On Tuesday (September 5), the Chicago native took to Instagram to celebrate two years of clarity. Sharing a series of fitness photos in which he can be seen working out, the 30-year-old talked about the lengthy yet rewarding process of setting himself straight.
“In many ways i would liken it to running up hill — at first it is difficult, but after time your strength increases, your endurance increases,” he wrote in the caption. “Two years i’ve been raw dogging life [crying laughing emoji] I’ve had to learn how to face my emotions head on, nowhere to run to, nothing to hide behind. I have thought a lot about the difference between fun and joy.

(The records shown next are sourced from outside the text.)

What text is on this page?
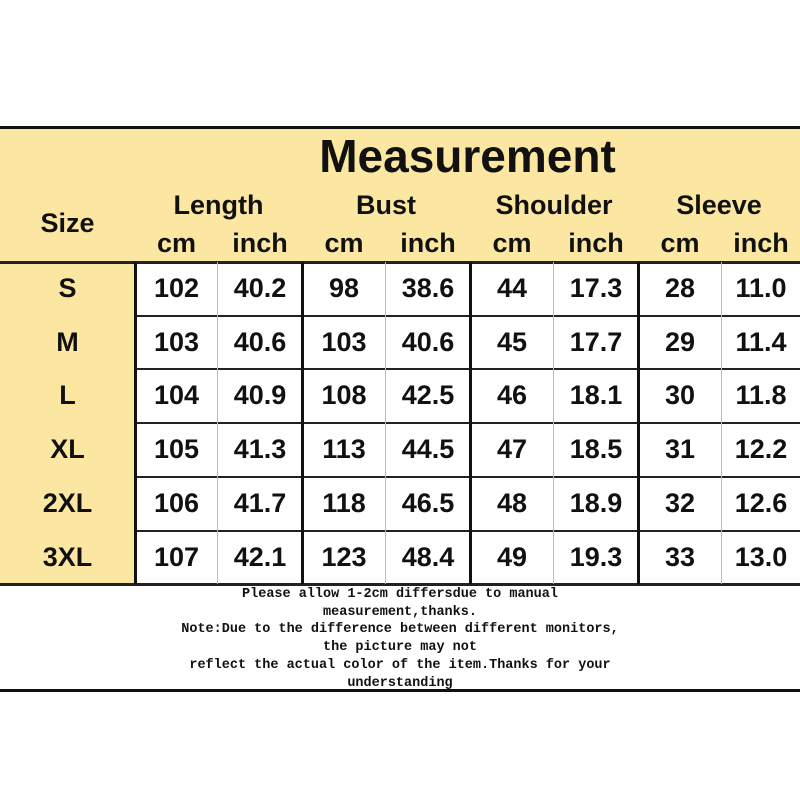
Measurement
Size
Length
cm	inch
Bust
cm	inch
Shoulder
cm	inch
Sleeve
cm	inch
S	102	40.2	98	38.6	44	17.3	28	11.0
M	103	40.6	103	40.6	45	17.7	29	11.4
L	104	40.9	108	42.5	46	18.1	30	11.8
XL	105	41.3	113	44.5	47	18.5	31	12.2
2XL	106	41.7	118	46.5	48	18.9	32	12.6
3XL	107	42.1	123	48.4	49	19.3	33	13.0
Please allow 1-2cm differsdue to manual
measurement,thanks.
Note:Due to the difference between different monitors,
the picture may not
reflect the actual color of the item.Thanks for your
understanding
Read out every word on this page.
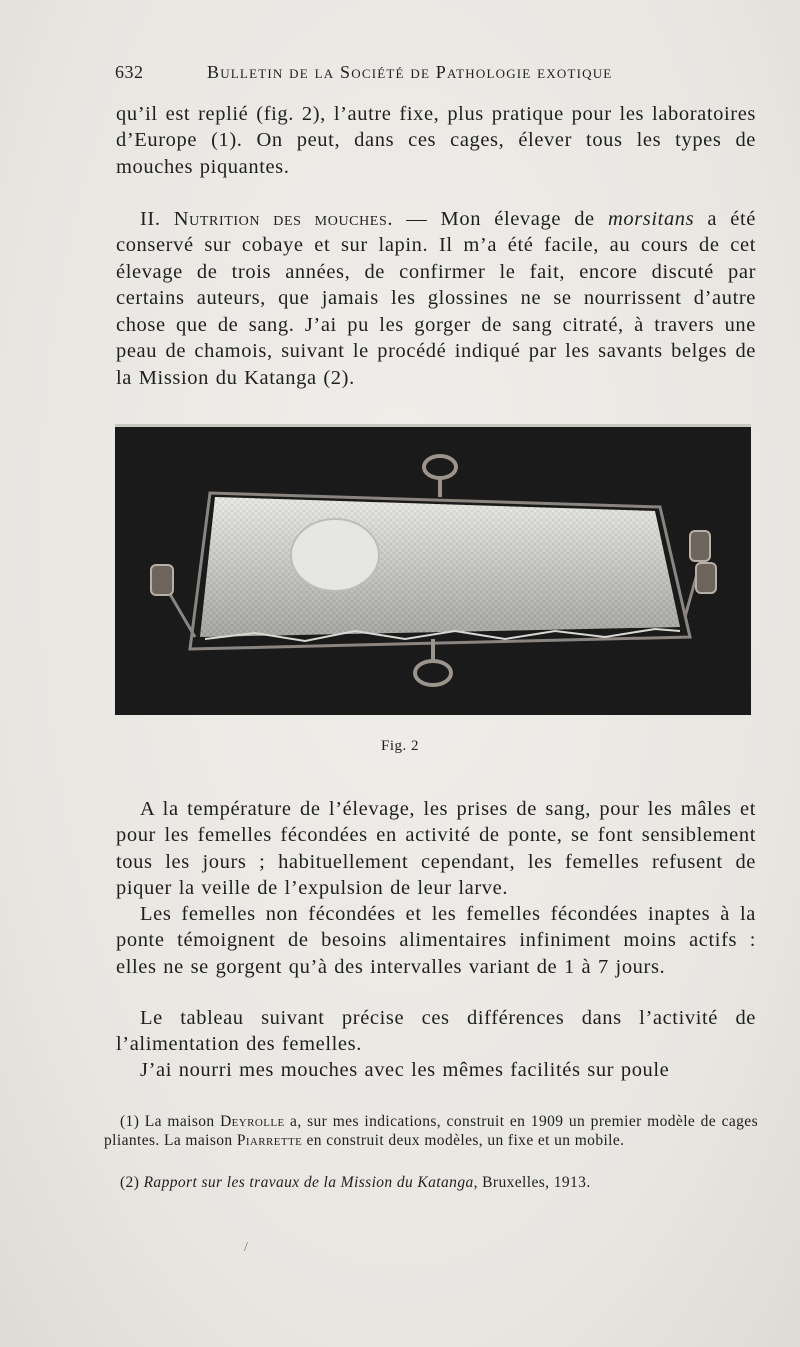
632	Bulletin de la Société de Pathologie exotique

qu’il est replié (fig. 2), l’autre fixe, plus pratique pour les laboratoires d’Europe (1). On peut, dans ces cages, élever tous les types de mouches piquantes.

II. Nutrition des mouches. — Mon élevage de morsitans a été conservé sur cobaye et sur lapin. Il m’a été facile, au cours de cet élevage de trois années, de confirmer le fait, encore discuté par certains auteurs, que jamais les glossines ne se nourrissent d’autre chose que de sang. J’ai pu les gorger de sang citraté, à travers une peau de chamois, suivant le procédé indiqué par les savants belges de la Mission du Katanga (2).

Fig. 2

A la température de l’élevage, les prises de sang, pour les mâles et pour les femelles fécondées en activité de ponte, se font sensiblement tous les jours ; habituellement cependant, les femelles refusent de piquer la veille de l’expulsion de leur larve.

Les femelles non fécondées et les femelles fécondées inaptes à la ponte témoignent de besoins alimentaires infiniment moins actifs : elles ne se gorgent qu’à des intervalles variant de 1 à 7 jours.

Le tableau suivant précise ces différences dans l’activité de l’alimentation des femelles.

J’ai nourri mes mouches avec les mêmes facilités sur poule

(1) La maison Deyrolle a, sur mes indications, construit en 1909 un premier modèle de cages pliantes. La maison Piarrette en construit deux modèles, un fixe et un mobile.

(2) Rapport sur les travaux de la Mission du Katanga, Bruxelles, 1913.

/
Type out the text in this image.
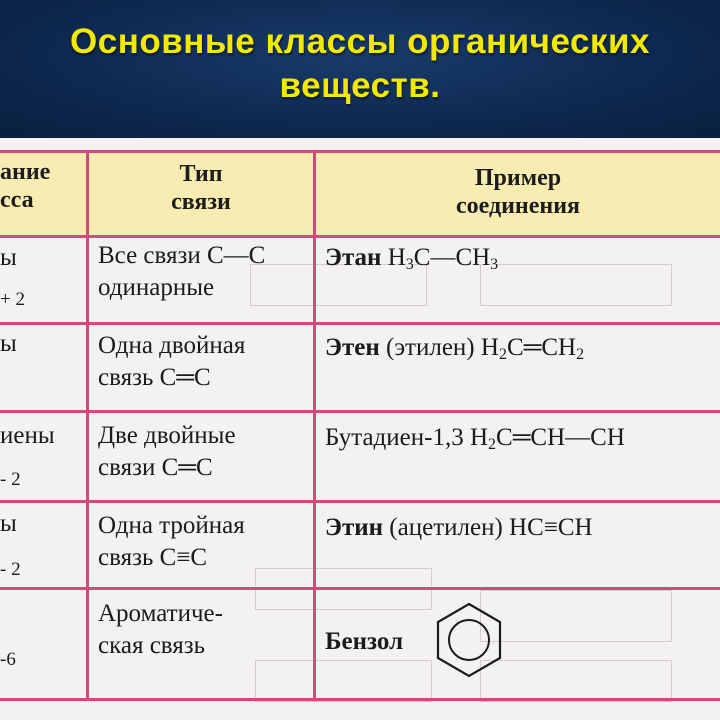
Основные классы органических
веществ.
ание
сса
Тип
связи
Пример
соединения
ы
+ 2
Все связи С—С
одинарные
Этан $H_3C—CH_3$
ы	Одна двойная
связь С═С
Этен (этилен) $H_2C═CH_2$
иены
- 2
Две двойные
связи С═С
Бутадиен-1,3 $H_2C═CH—CH$
ы
- 2
Одна тройная
связь С≡С
Этин (ацетилен) HC≡CH
-6
Ароматиче-
ская связь	Бензол
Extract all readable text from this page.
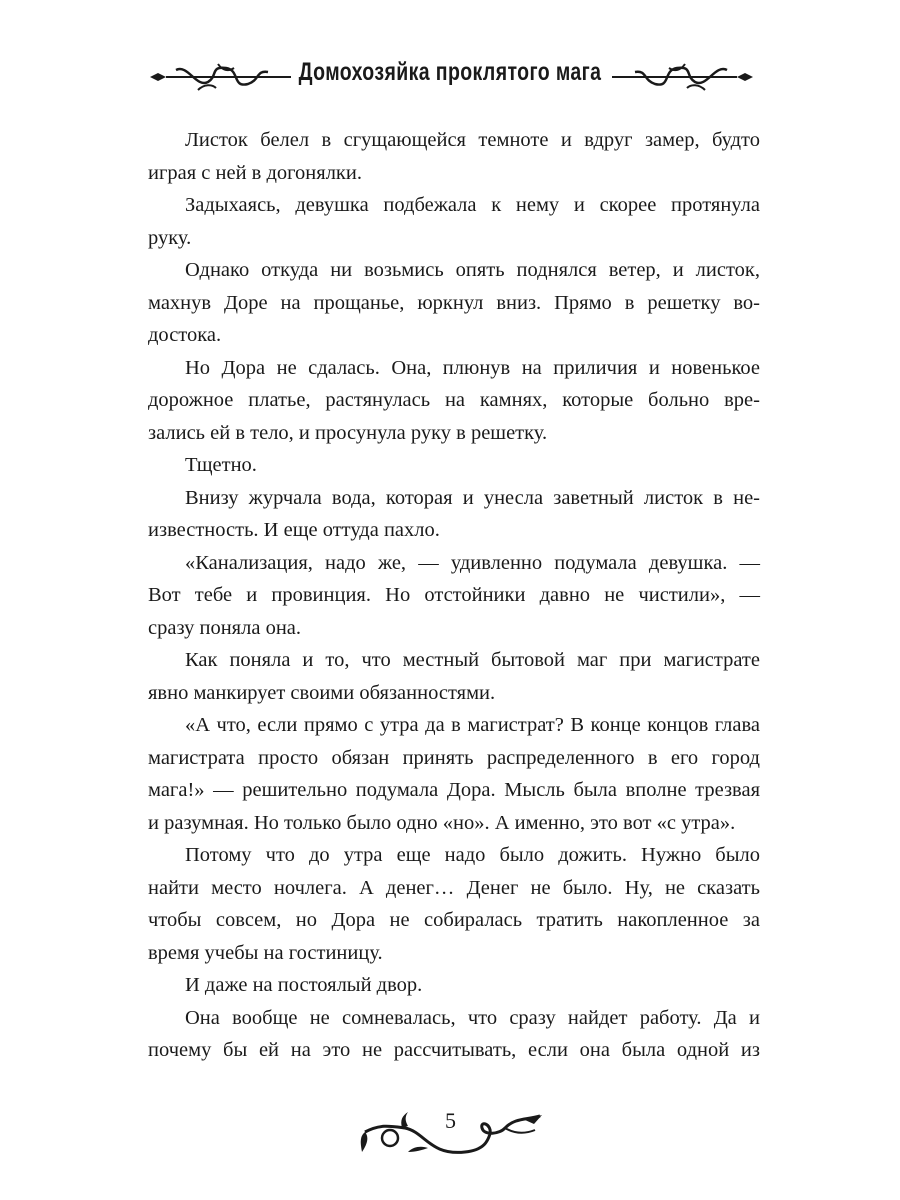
Домохозяйка проклятого мага
Листок белел в сгущающейся темноте и вдруг замер, будто
играя с ней в догонялки.
Задыхаясь, девушка подбежала к нему и скорее протянула
руку.
Однако откуда ни возьмись опять поднялся ветер, и листок,
махнув Доре на прощанье, юркнул вниз. Прямо в решетку во-
достока.
Но Дора не сдалась. Она, плюнув на приличия и новенькое
дорожное платье, растянулась на камнях, которые больно вре-
зались ей в тело, и просунула руку в решетку.
Тщетно.
Внизу журчала вода, которая и унесла заветный листок в не-
известность. И еще оттуда пахло.
«Канализация, надо же, — удивленно подумала девушка. —
Вот тебе и провинция. Но отстойники давно не чистили», —
сразу поняла она.
Как поняла и то, что местный бытовой маг при магистрате
явно манкирует своими обязанностями.
«А что, если прямо с утра да в магистрат? В конце концов глава
магистрата просто обязан принять распределенного в его город
мага!» — решительно подумала Дора. Мысль была вполне трезвая
и разумная. Но только было одно «но». А именно, это вот «с утра».
Потому что до утра еще надо было дожить. Нужно было
найти место ночлега. А денег… Денег не было. Ну, не сказать
чтобы совсем, но Дора не собиралась тратить накопленное за
время учебы на гостиницу.
И даже на постоялый двор.
Она вообще не сомневалась, что сразу найдет работу. Да и
почему бы ей на это не рассчитывать, если она была одной из
5
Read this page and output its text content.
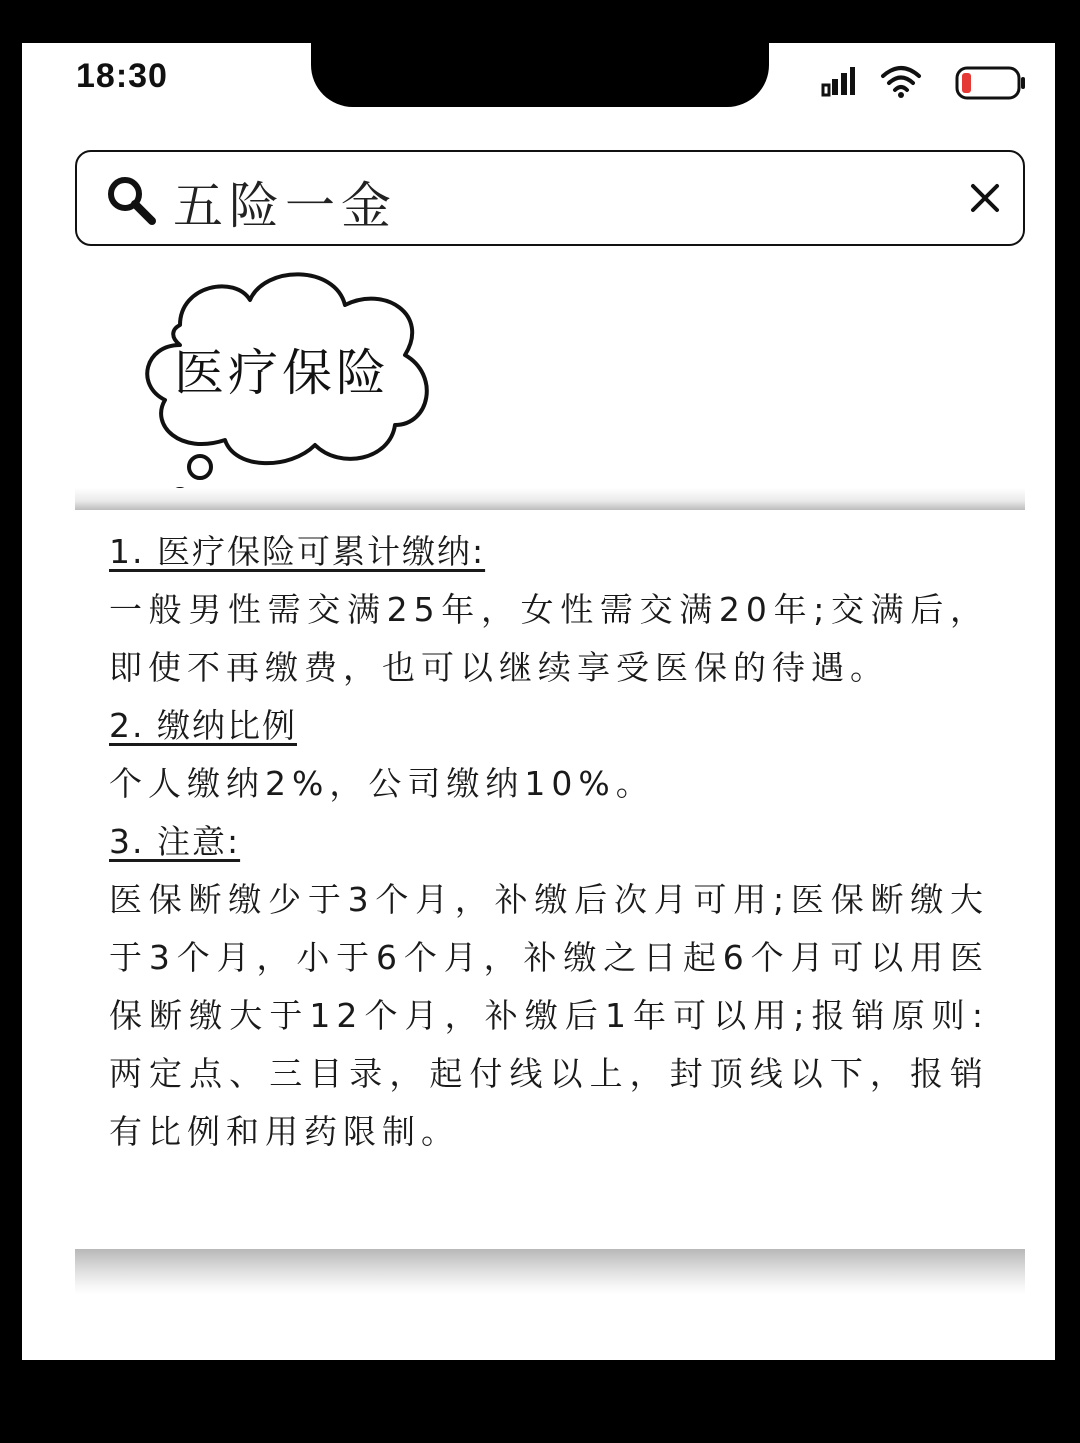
18:30
五险一金
医疗保险
1. 医疗保险可累计缴纳:
一般男性需交满25年，女性需交满20年;交满后，即使不再缴费，也可以继续享受医保的待遇。
2. 缴纳比例
个人缴纳2%，公司缴纳10%。
3. 注意:
医保断缴少于3个月，补缴后次月可用;医保断缴大于3个月，小于6个月，补缴之日起6个月可以用医保断缴大于12个月，补缴后1年可以用;报销原则:两定点、三目录，起付线以上，封顶线以下，报销有比例和用药限制。
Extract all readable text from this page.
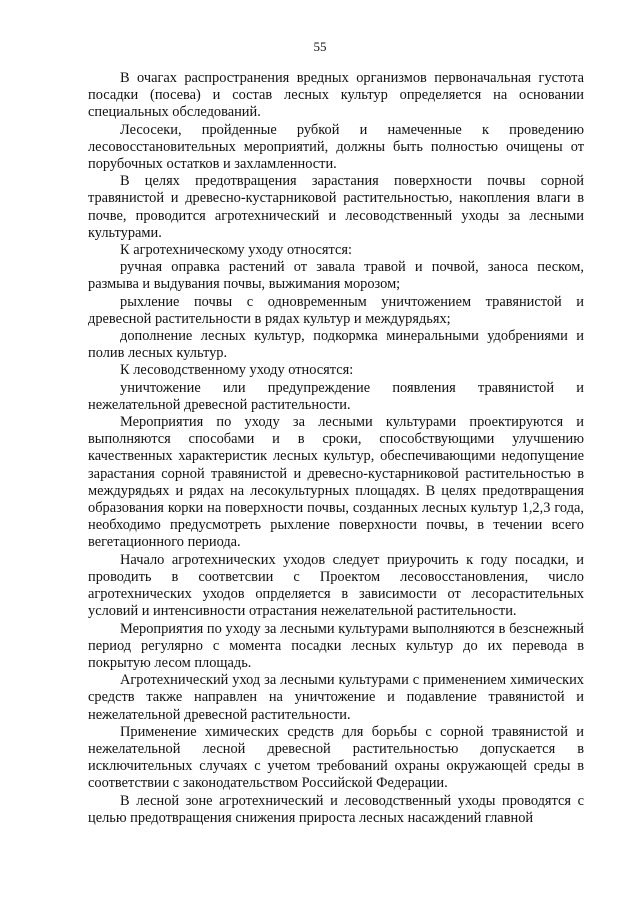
55

В очагах распространения вредных организмов первоначальная густота посадки (посева) и состав лесных культур определяется на основании специальных обследований.

Лесосеки, пройденные рубкой и намеченные к проведению лесовосстановительных мероприятий, должны быть полностью очищены от порубочных остатков и захламленности.

В целях предотвращения зарастания поверхности почвы сорной травянистой и древесно-кустарниковой растительностью, накопления влаги в почве, проводится агротехнический и лесоводственный уходы за лесными культурами.

К агротехническому уходу относятся:

ручная оправка растений от завала травой и почвой, заноса песком, размыва и выдувания почвы, выжимания морозом;

рыхление почвы с одновременным уничтожением травянистой и древесной растительности в рядах культур и междурядьях;

дополнение лесных культур, подкормка минеральными удобрениями и полив лесных культур.

К лесоводственному уходу относятся:

уничтожение или предупреждение появления травянистой и нежелательной древесной растительности.

Мероприятия по уходу за лесными культурами проектируются и выполняются способами и в сроки, способствующими улучшению качественных характеристик лесных культур, обеспечивающими недопущение зарастания сорной травянистой и древесно-кустарниковой растительностью в междурядьях и рядах на лесокультурных площадях. В целях предотвращения образования корки на поверхности почвы, созданных лесных культур 1,2,3 года, необходимо предусмотреть рыхление поверхности почвы, в течении всего вегетационного периода.

Начало агротехнических уходов следует приурочить к году посадки, и проводить в соответсвии с Проектом лесовосстановления, число агротехнических уходов опрделяется в зависимости от лесорастительных условий и интенсивности отрастания нежелательной растительности.

Мероприятия по уходу за лесными культурами выполняются в безснежный период регулярно с момента посадки лесных культур до их перевода в покрытую лесом площадь.

Агротехнический уход за лесными культурами с применением химических средств также направлен на уничтожение и подавление травянистой и нежелательной древесной растительности.

Применение химических средств для борьбы с сорной травянистой и нежелательной лесной древесной растительностью допускается в исключительных случаях с учетом требований охраны окружающей среды в соответствии с законодательством Российской Федерации.

В лесной зоне агротехнический и лесоводственный уходы проводятся с целью предотвращения снижения прироста лесных насаждений главной
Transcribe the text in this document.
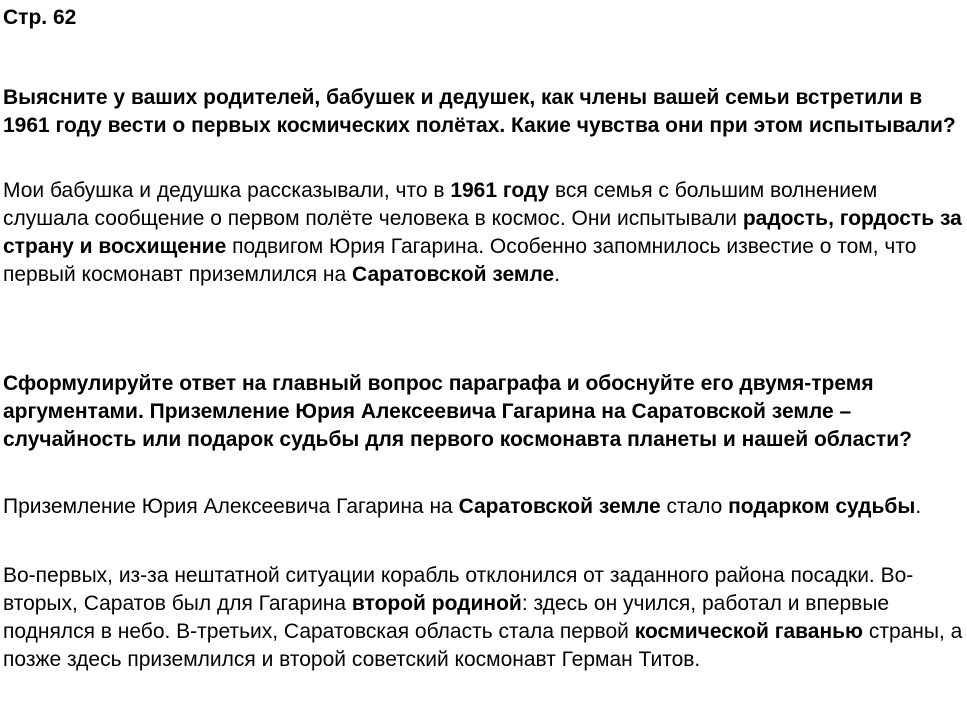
Стр. 62

Выясните у ваших родителей, бабушек и дедушек, как члены вашей семьи встретили в 1961 году вести о первых космических полётах. Какие чувства они при этом испытывали?

Мои бабушка и дедушка рассказывали, что в 1961 году вся семья с большим волнением слушала сообщение о первом полёте человека в космос. Они испытывали радость, гордость за страну и восхищение подвигом Юрия Гагарина. Особенно запомнилось известие о том, что первый космонавт приземлился на Саратовской земле.

Сформулируйте ответ на главный вопрос параграфа и обоснуйте его двумя-тремя аргументами. Приземление Юрия Алексеевича Гагарина на Саратовской земле – случайность или подарок судьбы для первого космонавта планеты и нашей области?

Приземление Юрия Алексеевича Гагарина на Саратовской земле стало подарком судьбы.

Во-первых, из-за нештатной ситуации корабль отклонился от заданного района посадки. Во-вторых, Саратов был для Гагарина второй родиной: здесь он учился, работал и впервые поднялся в небо. В-третьих, Саратовская область стала первой космической гаванью страны, а позже здесь приземлился и второй советский космонавт Герман Титов.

“Many of the things I’ve always done in the pursuit of fun didn’t actually bring me joy, were actually antithetical to the pursuit of joy. I’m at a point where if an action is not actively furthering my goals, professionally, mentally, spiritually, physically… it doesn’t have a place in my life right now. I’ve gotten used to saying no. N-ggas know i might show up to the club for 6.3 minutes but more likely not at all.”
He concluded: “I’m building the best version of myself brick by brick, day by day, moment by moment. Everyone doesn’t have to see it, they don’t have to honor it, but i promise you, by the time im done they will respect it.”
Check out Vic Mensa’s post below:
In music, too, Vic’s tone has evolved a great deal as his insights continue to enrich the Hip Hop domain. During an appearance on The Daily Cannon in late August, he discussed the subject matter of “Blue Eyes” and how he began writing it years ago.
“I started writing it six–seven years ago, actually,” he said. “I had gone and done ayahuasca for the first time and I heard a higher voice that told me, ‘I used to want blue eyes, that is the root of my pain,’ and I thought that was so heavy.
“I knew I had to write a song, but it wasn’t until I left Ghana last year — my aunt, she had a wound on her face, and my father was telling me, ‘I asked her 10 years ago to stop bleaching her skin,’ and that broke my heart.”
Mensa proceeded to explain that she developed skin cancer as a result of the practice, which is what eventually took her life.
Speaking about the distorted self-image issues that continue to plague postcolonial countries to this day, he explained that it is “a huge issue across Africa, across the Caribbean.”